Brakna / Agence Tadamoun, le calvère des instituteurs contractuels, six mois sans salaire.

Les instituteurs contractuels de l’AgenceTadamoune qui se trouvent dans différents sites de rapatriés du Sénégal installés au Brakna traversent une situation difficile, selon un de leurs représentants.

Ayant signé leurs contrats depuis le 14 novembre 2018, ils n’ont reçu aucun sou jusqu’ici.

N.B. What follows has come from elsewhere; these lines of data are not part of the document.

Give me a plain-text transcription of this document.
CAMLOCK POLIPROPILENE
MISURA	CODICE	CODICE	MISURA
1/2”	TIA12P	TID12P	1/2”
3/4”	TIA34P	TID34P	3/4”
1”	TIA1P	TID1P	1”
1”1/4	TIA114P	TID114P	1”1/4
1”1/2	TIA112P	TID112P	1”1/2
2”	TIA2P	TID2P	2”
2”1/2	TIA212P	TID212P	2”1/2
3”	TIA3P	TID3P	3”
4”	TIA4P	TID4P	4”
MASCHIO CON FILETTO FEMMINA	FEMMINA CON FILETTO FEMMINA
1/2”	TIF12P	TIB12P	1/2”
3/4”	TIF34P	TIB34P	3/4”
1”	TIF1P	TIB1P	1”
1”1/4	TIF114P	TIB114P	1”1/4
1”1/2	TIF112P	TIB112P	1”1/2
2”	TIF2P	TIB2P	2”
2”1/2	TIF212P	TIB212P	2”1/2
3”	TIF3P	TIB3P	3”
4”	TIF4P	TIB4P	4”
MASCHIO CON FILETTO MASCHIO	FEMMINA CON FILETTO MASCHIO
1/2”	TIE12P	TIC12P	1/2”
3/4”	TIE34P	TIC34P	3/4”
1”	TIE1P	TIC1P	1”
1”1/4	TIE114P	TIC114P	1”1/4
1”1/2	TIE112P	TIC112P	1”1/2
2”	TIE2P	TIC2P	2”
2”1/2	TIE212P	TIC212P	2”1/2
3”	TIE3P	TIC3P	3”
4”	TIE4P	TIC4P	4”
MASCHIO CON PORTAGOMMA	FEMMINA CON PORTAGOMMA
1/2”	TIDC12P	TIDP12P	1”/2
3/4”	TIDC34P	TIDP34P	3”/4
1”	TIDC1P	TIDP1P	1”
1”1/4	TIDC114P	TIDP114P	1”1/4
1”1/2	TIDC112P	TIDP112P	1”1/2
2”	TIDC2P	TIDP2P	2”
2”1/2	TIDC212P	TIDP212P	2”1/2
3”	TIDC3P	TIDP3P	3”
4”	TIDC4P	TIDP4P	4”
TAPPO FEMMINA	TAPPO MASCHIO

Les concernés dénoncent cette situation dure surtout en ce début du mois de ramadan, ils la qualifient de non respect des engagements de Tadamoune et appellent ses responsables à plus de respect envers eux, renseigne la même source..

A rappeler que ces contractuels se trouvent  dans presque quinze (15) écoles de sites de rapatriés situés dans les moughata’as d’Aleg, de Boghé et de Bababé.

La plupart d’entre eux n’habitent pas dans ces lieux et sont obligés de faire le déplacement sur leurs propres frais et n’ayant touché aucun salaire, ajoute la source précitée.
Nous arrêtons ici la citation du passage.